JRuby consuming crazy amounts of memory while not even being faster than yarv is... unfortunately expected, given the nature of these benchmarks, the JVM having an overhead, and JRuby abusing invokedynamic. However, the JVM can be blazing fast - and I mean 9x faster peak speed than the reference implementation, as shown by the TruffleRuby implementation (based on the new JIT compiler - Graal - written in Java).

I thought python and ruby (yarv) would blow trades, but I was wrong, once again - python is clearly the faster and the more memory-efficient of the two. However, with Ruby 3x3 showing promising progress in the JIT department, I'll be looking forward to Ruby making strides beyond the current python performance line, at the very least.

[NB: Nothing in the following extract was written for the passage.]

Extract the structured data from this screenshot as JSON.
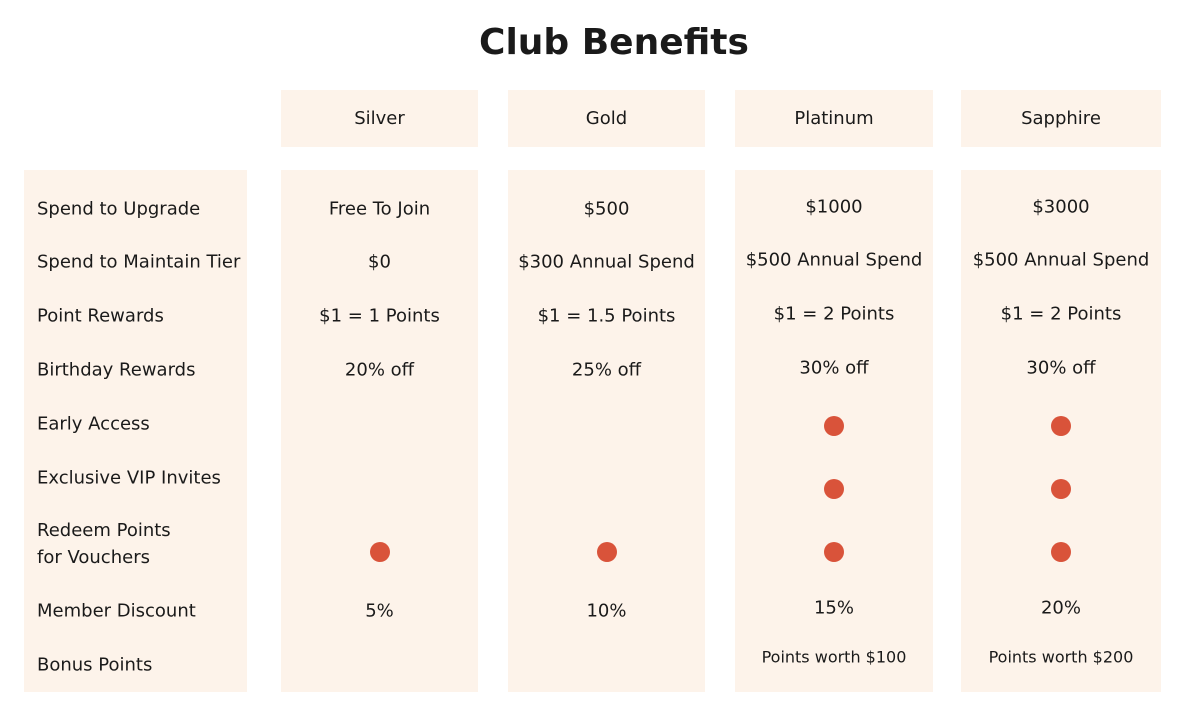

Finally, surprising literally nobody, perl is dead last. Honestly, did anyone think it would end up anywhere else other than dead last when they first saw perl on the list halfway through the article?

And that's where I am with analyzing the Benchmark Game data! I still have a few ways to go - namely, taking into account of the languages that didn't have implementations for all of the tests - and it'll be an even more daunting task, I'm sure. However, as I'm just a college student with tight deadlines (in fact, I've got a paper due tomorrow morning), I will leave it here for now. I'll perhaps pick this back up when I have time again.


Funny afterword: although I got started with analyzing this data because of the threat of the website going down, as of time of writing this article, it seems someone else has started hosting the site again. Well, I don't think this effort was a waste. After all, if anything, it was a good learning experience.